Lees hier het gehele rapport van de Organisatie voor Economische Samenwerking en Ontwikkeling.

Advertentie

Een reactie plaatsen

Opgeslagen onder Uncategorized

Pleidooi voor versterking van Europees gedragstoezicht op banken

Ook op Europees niveau moet gedragstoezicht op de financiële sector ontwikkeld worden, aldus de deze week gepresenteerde ‘Financiële hervormingsagenda‘. Zijn we op weg naar een “Europese AFM”?

Afgelopen donderdag kregen Nederlandse kandidaten voor het Europees Parlement een “maatschappelijk manifest“, ondertekend door de Consumentenbond, Finance Watch, FNV Finance, Milieudefensie, Oxfam Novib en de Vereniging van Beleggers voor Duurzame Ontwikkeling.  De organisaties pleiten onder meer voor een “complete Bankunie met bescherming van consumenten”:

In Nederland houdt de Autoriteit Financiële Markten (AFM) naast De Nederlandsche Bank (DNB) toezicht op financiële instellingen. Waar DNB let op de financiële gezondheid van de financiële instellingen, waakt de AFM erover dat deze niet ten koste gaat van hun klanten. Financiële consumenten staan vaak machteloos tegenover financiële instellingen die over een grote kennisvoorsprong beschikken. In de Bankenunie zal de Europese Centrale Bank (ECB) de rol van DNB overnemen. Er is echter nog geen ‘Europese AFM’, noch liggen daartoe voorstellen op tafel. Omdat Europese regelgeving steeds dwingender wordt kan deze het relatief uitgewerkte Nederlandse gedragstoezicht ondermijnen. Daarom dient ook op Europees niveau gedragstoezicht ontwikkeld te worden, met nadruk op nut en eenvoud van producten, op de verdienmodellen van banken en hun zorgplicht.

Foto Hassan Outaklla

(Foto Hassan Outaklla)

Bas Eijckhout (GroenLinks) reageerde positief en ziet wel iets in een Europese AFM.  Gerben Jan Gerbrandy (D66) vroeg zich af of het gedrag niet beter een nationale aangelegenheid kan blijven. Hij twijfelde aan de “grensoverschrijdende werking”. Net als zijn collega Dirk Gotink (CDA) was hij bang dat Europese regels niet het niveau halen van de Nederlandse wetgeving. Bart Combée, voorzitter van de Consumentenbond, zei dat het hem niet te doen is om nog nieuwe Europese organisatie, al zou de versterking van het toezicht wel kunnen “groeien naar een Europese AFM”.
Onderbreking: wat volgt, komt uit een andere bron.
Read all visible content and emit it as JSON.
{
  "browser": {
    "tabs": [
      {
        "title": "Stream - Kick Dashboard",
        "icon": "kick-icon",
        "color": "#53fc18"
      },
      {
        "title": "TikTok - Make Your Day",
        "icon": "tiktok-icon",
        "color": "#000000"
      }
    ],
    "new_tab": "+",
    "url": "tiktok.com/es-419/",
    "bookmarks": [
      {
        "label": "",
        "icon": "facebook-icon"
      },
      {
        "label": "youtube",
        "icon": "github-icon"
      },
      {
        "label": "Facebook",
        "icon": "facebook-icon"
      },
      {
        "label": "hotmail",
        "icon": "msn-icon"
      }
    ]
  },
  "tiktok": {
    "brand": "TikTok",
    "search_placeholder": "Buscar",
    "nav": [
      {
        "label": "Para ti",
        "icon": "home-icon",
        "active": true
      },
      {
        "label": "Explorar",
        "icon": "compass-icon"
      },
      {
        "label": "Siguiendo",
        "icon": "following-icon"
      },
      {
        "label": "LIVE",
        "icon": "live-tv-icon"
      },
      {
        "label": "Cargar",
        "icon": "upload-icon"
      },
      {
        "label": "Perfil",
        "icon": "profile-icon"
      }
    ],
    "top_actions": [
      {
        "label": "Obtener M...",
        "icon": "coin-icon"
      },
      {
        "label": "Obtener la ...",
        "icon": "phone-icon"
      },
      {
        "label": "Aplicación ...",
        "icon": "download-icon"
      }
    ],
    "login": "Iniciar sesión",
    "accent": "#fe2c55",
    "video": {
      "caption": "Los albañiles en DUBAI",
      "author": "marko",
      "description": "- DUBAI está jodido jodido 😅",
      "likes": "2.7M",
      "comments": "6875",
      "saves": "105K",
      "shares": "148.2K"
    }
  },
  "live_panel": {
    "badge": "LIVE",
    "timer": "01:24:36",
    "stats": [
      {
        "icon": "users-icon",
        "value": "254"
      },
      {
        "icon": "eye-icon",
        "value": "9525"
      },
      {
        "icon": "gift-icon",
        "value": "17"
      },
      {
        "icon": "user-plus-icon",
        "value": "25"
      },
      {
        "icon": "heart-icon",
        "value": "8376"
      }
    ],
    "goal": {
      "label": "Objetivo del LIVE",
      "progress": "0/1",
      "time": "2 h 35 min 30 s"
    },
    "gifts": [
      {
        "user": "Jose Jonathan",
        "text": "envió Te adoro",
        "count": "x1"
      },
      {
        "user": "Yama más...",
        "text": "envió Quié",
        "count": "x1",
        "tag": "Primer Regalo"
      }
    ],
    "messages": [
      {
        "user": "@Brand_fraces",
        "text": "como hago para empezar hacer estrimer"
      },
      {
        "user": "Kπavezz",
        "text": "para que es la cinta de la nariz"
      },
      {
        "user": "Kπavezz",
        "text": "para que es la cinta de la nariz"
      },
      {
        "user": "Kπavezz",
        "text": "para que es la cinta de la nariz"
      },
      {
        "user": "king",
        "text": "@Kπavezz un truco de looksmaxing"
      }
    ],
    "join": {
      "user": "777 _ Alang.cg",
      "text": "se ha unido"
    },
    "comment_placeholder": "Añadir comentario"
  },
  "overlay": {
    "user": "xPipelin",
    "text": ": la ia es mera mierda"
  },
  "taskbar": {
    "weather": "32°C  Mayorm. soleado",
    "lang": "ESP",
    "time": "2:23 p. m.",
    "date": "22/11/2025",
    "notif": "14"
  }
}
De gedachte om het Europese gedragstoezicht te versterken werd eerder verwoord door Ronald Gerritse, de vorig jaar overleden voorzitter van de AFM. In 2012 pleitte hij in het Financieele Dagblad voor getrapt gedragstoezicht door een Europese toezichthouder:

Behalve toezicht op de soliditeit van de banken in Europa, vraagt de bankenunie om toezicht op het optreden van die banken op de markt. Het bestaansrecht en de levensvatbaarheid van een bank vallen niet alleen af te meten aan de hand van buffers, balansratio’s en andere kwantitatieve maatstaven. Een gezonde bank is in de eerste plaats een bank met een gezond bedrijfs- en verdienmodel. Een gezonde bank is daarmee ook een bank die deugdelijk met zijn klanten omgaat. Gezondheid is ook een kwestie van gedrag.
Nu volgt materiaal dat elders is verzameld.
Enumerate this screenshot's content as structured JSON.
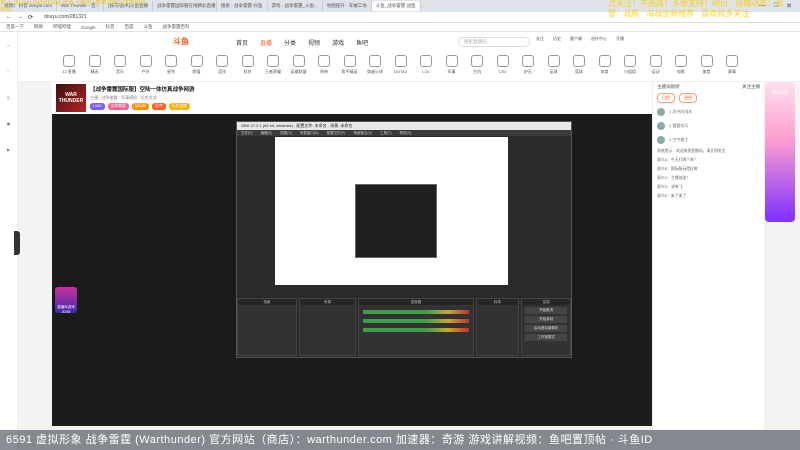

Nederland heeft ervaring met verbanden tussen prudentieel en gedragstoezicht, bijvoorbeeld in het geval van DSB. End 2012 is het Financieel Stabiliteitscomité opgericht waarin DNB, AFM en ministerie van Financiën spreken over ontwikkelingen op het gebied van de stabiliteit van het Nederlandse financiële stelsel. In het jaarverslag over 2013 schrijft de AFM:

Naast prudentieel toezicht speelt ook gedragstoezicht een belangrijke rol in het ondervangen van instabiliteit in het financiële stelsel als gevolg van een bepaald risico, waardoor als resultaat van verbondenheid meerdere marktpartijen in het financiële systeem in de problemen komen.

Ook de nieuwe voorzitter van de AFM, Merel van Vroonhoven, heeft inmiddels een lans gebroken voor Europees gedragstoezicht. Om een effectieve bijdrage te leveren aan het herstel van vertrouwen, moet de Europese bankenunie volgens haar stevig toezicht houden op de ‘conduct of business’ van de banken.

De regels kunnen nog allerlei vormen aannemen, het toezicht kan nog op allerlei manieren worden georganiseerd. Het is niet per se nodig dat Nederlandse hypotheekdossiers gecontroleerd worden door Europese ambtenaren. Belangrijker is dat ook op Europees niveau voldoende aandacht bestaat voor het gedrag van financiële ondernemingen, dat toezichthouders niet alleen letten op prudentiële maar ook naar gedragsrisico’s in de markt.

Paul van Dijk

 

Een reactie plaatsen

Opgeslagen onder markttoezicht

DNB: ‘Beter toezicht door betere rapportages’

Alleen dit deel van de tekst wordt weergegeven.